To address this looming crisis, Malacañang (the presidential palace) unveiled a set of measures last week designed to conserve energy, reduce its overall consumption, and exploit alternative sources of fuel. Macapagal-Arroyo called for a “change of lifestyle.” She appealed to businesses to reduce oil and electricity consumption, modify work hours and implement measures in their operations to “strengthen productivity while saving on energy.” She urged the granting of public transportation franchises to vehicles using alternative, renewable and indigenous fuels.

Gasoline boy washes pump

Photo by Ace Alegre

Her cabinet also lined up specific measures. The Department of Energy (DoE) is working for the opening of the first compressed natural gas (CNG) mother-daughter stations and its use by few buses utilizing CNG. These have been delayed for months, but Energy Undersecretary Peter Abaya said it will start operation by September this year. The DoE also plans to push for the establishment of a CNG depot next year to ensure supply in Metro Manila.

In a conference on oil prices, Abaya stressed the need for it as no one so far wants to invest in a pipeline which will bring CNG from Batangas to Metro Manila.
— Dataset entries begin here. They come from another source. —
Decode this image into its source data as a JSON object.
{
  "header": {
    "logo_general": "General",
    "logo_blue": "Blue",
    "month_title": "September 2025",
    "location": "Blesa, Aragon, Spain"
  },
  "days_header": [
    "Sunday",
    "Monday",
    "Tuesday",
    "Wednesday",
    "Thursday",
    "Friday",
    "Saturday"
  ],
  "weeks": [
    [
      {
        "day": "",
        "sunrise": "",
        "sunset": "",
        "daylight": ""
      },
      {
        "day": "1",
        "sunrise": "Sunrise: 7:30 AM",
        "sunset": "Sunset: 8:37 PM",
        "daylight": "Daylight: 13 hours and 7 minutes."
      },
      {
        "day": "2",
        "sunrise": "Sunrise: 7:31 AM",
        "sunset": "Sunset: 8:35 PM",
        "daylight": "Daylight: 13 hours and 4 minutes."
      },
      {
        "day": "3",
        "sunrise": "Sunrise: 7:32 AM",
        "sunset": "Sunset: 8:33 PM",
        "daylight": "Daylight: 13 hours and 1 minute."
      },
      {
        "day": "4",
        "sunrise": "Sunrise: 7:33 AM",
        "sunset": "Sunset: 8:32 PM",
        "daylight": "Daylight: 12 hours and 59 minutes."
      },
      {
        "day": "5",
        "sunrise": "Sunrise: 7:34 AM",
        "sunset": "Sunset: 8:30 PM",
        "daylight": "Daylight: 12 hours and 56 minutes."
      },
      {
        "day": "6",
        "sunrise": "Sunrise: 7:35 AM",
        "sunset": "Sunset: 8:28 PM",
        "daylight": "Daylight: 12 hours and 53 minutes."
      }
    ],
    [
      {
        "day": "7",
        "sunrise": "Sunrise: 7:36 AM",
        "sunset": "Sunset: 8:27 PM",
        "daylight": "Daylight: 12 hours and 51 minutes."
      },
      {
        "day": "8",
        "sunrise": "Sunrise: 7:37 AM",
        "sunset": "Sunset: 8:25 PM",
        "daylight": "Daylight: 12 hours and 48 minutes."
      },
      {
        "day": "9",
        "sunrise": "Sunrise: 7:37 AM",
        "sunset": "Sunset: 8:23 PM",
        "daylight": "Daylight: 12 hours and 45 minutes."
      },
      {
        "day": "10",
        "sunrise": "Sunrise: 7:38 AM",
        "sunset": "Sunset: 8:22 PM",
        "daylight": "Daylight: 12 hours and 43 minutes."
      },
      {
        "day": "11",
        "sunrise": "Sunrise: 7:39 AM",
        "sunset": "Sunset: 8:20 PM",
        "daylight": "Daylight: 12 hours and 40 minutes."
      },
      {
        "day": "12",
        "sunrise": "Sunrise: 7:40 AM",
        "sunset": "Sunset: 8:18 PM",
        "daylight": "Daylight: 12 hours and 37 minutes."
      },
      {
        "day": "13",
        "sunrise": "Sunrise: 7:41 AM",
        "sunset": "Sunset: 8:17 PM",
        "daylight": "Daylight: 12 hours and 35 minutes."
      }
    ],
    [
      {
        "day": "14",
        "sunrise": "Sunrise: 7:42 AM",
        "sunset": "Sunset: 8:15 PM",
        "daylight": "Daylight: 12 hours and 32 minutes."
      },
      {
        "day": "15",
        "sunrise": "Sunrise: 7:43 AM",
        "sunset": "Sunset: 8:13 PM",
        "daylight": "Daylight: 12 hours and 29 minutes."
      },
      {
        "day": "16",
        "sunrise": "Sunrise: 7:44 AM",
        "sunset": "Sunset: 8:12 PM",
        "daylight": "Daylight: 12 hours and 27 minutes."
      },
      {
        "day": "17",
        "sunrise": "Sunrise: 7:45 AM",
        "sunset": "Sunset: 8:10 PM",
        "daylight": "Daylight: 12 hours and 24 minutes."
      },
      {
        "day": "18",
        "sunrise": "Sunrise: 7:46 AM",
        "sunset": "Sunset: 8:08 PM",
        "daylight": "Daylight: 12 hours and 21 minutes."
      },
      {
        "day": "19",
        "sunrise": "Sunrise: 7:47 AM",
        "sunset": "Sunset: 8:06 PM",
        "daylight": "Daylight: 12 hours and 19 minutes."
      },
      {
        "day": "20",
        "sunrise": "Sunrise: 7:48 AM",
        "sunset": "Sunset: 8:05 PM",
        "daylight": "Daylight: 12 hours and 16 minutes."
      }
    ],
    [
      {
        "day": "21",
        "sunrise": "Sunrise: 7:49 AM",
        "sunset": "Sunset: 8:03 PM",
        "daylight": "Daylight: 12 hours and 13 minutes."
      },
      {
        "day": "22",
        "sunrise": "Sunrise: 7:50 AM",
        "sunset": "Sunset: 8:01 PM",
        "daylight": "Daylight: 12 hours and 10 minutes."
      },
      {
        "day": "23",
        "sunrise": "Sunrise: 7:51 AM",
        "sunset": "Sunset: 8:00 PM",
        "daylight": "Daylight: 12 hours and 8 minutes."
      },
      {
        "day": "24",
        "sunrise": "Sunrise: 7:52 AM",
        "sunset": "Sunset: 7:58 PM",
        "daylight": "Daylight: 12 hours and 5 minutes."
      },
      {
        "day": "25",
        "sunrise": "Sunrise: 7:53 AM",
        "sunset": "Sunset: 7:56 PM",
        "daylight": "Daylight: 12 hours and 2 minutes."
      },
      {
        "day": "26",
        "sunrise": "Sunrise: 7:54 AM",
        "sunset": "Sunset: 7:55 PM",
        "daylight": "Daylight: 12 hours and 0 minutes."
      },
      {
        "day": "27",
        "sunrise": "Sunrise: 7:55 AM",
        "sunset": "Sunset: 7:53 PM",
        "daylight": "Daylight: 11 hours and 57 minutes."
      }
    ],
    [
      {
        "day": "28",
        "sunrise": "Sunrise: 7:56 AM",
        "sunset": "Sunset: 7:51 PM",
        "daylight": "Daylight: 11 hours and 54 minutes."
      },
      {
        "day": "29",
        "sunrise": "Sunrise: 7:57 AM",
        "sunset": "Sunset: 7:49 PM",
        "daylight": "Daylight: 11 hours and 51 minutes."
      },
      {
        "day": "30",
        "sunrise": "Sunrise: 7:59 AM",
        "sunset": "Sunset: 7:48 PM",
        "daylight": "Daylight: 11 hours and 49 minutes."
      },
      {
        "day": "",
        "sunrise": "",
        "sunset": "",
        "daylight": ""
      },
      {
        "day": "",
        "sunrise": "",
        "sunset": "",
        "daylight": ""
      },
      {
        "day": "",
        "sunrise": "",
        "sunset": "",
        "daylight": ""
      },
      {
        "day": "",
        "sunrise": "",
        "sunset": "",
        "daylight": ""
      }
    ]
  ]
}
The DoE is also searching for foreign investors to fund projects in putting up power plants that use indigenous energy sources like wind, sun, hydrothermal and geothermal. They’re also studying the possibilities of coal liquefaction. And with the Supreme Court’s decision on allowing foreign equities in mining, the energy department is also attracting mining corporations to pursue oil drilling, exploration and extraction in the Philippines’16 identified petroleum basins.

The Department of Finance (DoF), meanwhile, has lined up several measures like removing the excise tax on diesel, kerosene and bunker fuel, and slashing import tariffs on petroleum products from 5 percent to 3 percent, except for LPG on which no tariff is imposed. These would reduce the price of diesel by as much as P1.63 per liter and the pump price by as much as P0.50 per liter, according to Finance Secretary Margarito Teves.

Still, Energy Secretary Raphael Lotilla warned the public not to allow a situation where the government would have to ration gasoline and diesel to them.

Energy measures’ ignored realities

All these talks of conservation and possible rationing are not signaling an imminent global oil shortage, however. Crude supply is plentiful. Spurred by high oil prices, most oil-producing countries are cranking up their production. According to Sheikh Ahmad Fahad Al Sabah, Kuwait’s oil minister, “These incremental volumes have led to global supply exceeding demand over the last two years.” At the end of July, too, crude stocks in the United States were at their highest since 1999.